Suffering the sharpest price falls since the Gulf War in 1991, the benchmark Brent crude and West Texas Intermediate have dipped below $US30 a barrel, triggering a sell-off from oil and gas stocks and warnings of project delays and cost-cutting across the industry as companies seek to weather the storm.

Among Oil Search's cutbacks for 2020, the company said it had suspended all non-essential projects and activities in Papua New Guinea and deferred exploration work it had planned. In Alaska, works to begin early oil production at its Pikka project have been put on hold, and no further exploration will be carried out. Oil Search said it had also decided to suspend the formal process to sell off a 15 per cent stake in its Alaskan assets.

Of all the ASX-listed oil and gas producers, Oil Search's shares have been hit the hardest, plummeting by more than 50 per cent in the past two weeks to a 15-year low of $2.54.

Mr Wulff said it was unclear how long these events and the subsequent oil prices and sharemarket volatility would last.

Analysts noted Oil Search had the highest proportion of capital expenditure for 2020 that was considered "discretionary" among the ASX-listed oil and gas producers, and said the cutbacks were wise.

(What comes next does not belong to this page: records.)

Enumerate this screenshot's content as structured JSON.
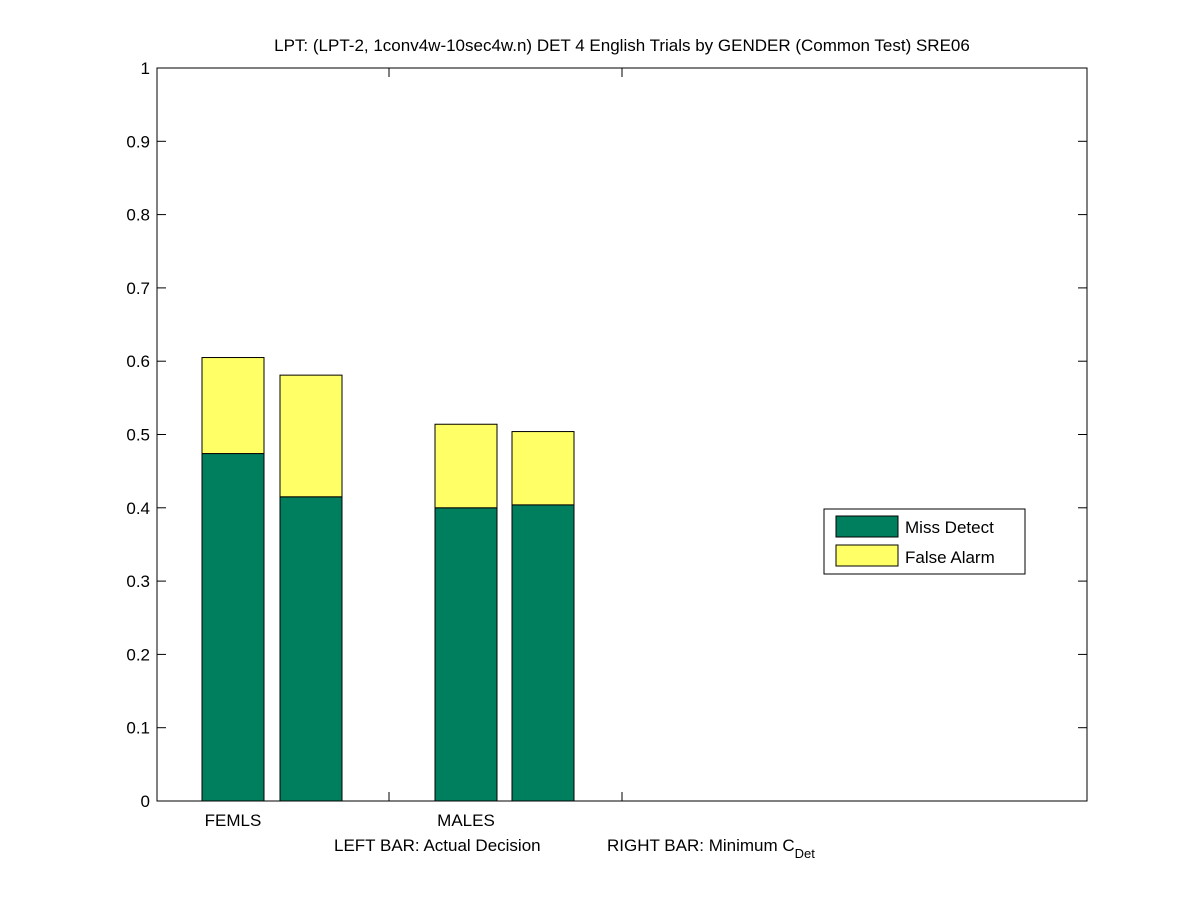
{
  "chart_data": {
    "type": "bar",
    "stacked": true,
    "title": "LPT: (LPT-2, 1conv4w-10sec4w.n) DET 4 English Trials by GENDER (Common Test) SRE06",
    "groups": [
      {
        "label": "FEMLS",
        "bars": [
          {
            "miss": 0.474,
            "fa": 0.131
          },
          {
            "miss": 0.415,
            "fa": 0.166
          }
        ]
      },
      {
        "label": "MALES",
        "bars": [
          {
            "miss": 0.4,
            "fa": 0.114
          },
          {
            "miss": 0.404,
            "fa": 0.1
          }
        ]
      }
    ],
    "series": [
      {
        "name": "Miss Detect",
        "color": "#007f5f"
      },
      {
        "name": "False Alarm",
        "color": "#ffff66"
      }
    ],
    "yticks": [
      "0",
      "0.1",
      "0.2",
      "0.3",
      "0.4",
      "0.5",
      "0.6",
      "0.7",
      "0.8",
      "0.9",
      "1"
    ],
    "ylim": [
      0,
      1
    ],
    "xlabel": {
      "left": "LEFT BAR: Actual Decision",
      "right_prefix": "RIGHT BAR: Minimum C",
      "right_subscript": "Det"
    },
    "legend": {
      "position": "right"
    },
    "grid": false
  }
}
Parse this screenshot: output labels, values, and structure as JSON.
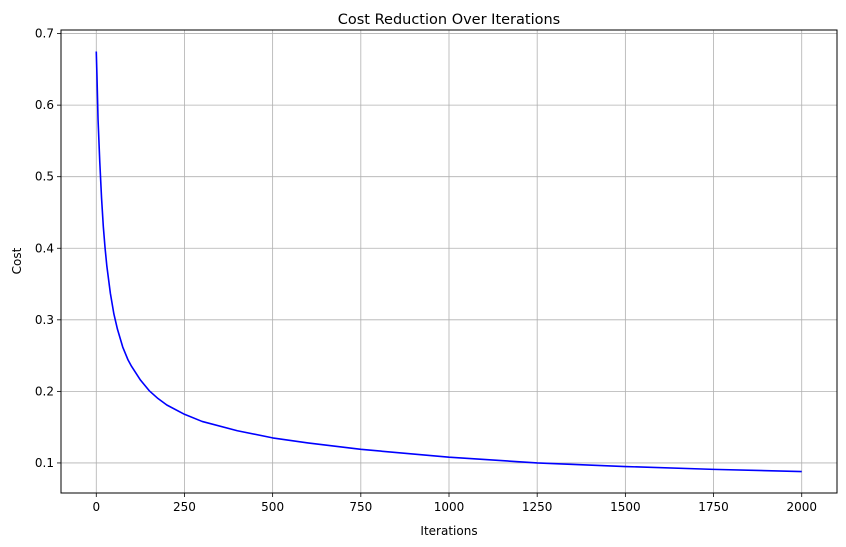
{
  "chart_data": {
    "type": "line",
    "title": "Cost Reduction Over Iterations",
    "xlabel": "Iterations",
    "ylabel": "Cost",
    "xlim": [
      -100,
      2100
    ],
    "ylim": [
      0.058,
      0.705
    ],
    "grid": true,
    "line_color": "#0000ff",
    "grid_color": "#b0b0b0",
    "x_ticks": [
      0,
      250,
      500,
      750,
      1000,
      1250,
      1500,
      1750,
      2000
    ],
    "x_tick_labels": [
      "0",
      "250",
      "500",
      "750",
      "1000",
      "1250",
      "1500",
      "1750",
      "2000"
    ],
    "y_ticks": [
      0.1,
      0.2,
      0.3,
      0.4,
      0.5,
      0.6,
      0.7
    ],
    "y_tick_labels": [
      "0.1",
      "0.2",
      "0.3",
      "0.4",
      "0.5",
      "0.6",
      "0.7"
    ],
    "series": [
      {
        "x": [
          0,
          2,
          5,
          10,
          15,
          20,
          25,
          30,
          40,
          50,
          60,
          75,
          90,
          100,
          125,
          150,
          175,
          200,
          250,
          300,
          400,
          500,
          600,
          750,
          1000,
          1250,
          1500,
          1750,
          2000
        ],
        "y": [
          0.675,
          0.64,
          0.58,
          0.52,
          0.47,
          0.43,
          0.4,
          0.375,
          0.337,
          0.308,
          0.287,
          0.262,
          0.244,
          0.235,
          0.216,
          0.201,
          0.19,
          0.181,
          0.168,
          0.158,
          0.145,
          0.135,
          0.128,
          0.119,
          0.108,
          0.1,
          0.095,
          0.091,
          0.088
        ]
      }
    ]
  }
}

"We believe this is a prudent approach in what is a treacherous oil price environment characterised by uncertainty," Royal Bank of Canada oil and gas analyst Ben Wilson said on Wednesday.

"We do not think Oil Search will be alone in announcing capital expenditure reductions going forward."

According to Macquarie Wealth Management, a prolonged collapse in oil prices could force delays in Woodside and BHP’s highly anticipated $17 billion Scarborough LNG development in Western Australia and Santos’ $7 billion Barossa development, as well as Oil Search's projects in PNG and Alaska.

“Long-term growth projects are under pressure,” Macquarie analysts said, pointing out that some would fail to generate an acceptable return under a spot price scenario and faced the risk of delay unless the oil price recovered.

Woodside, which is continuing to work with partner BHP towards a final investment decision on Scarborough in 2020, said last week that it was prudent to "take stock on emerging uncertainty".

"We will be stress-testing Woodside’s financial position for a range of scenarios and will make financially prudent decisions," a spokeswoman said.

"We think our projects are resilient to low oil price outcomes."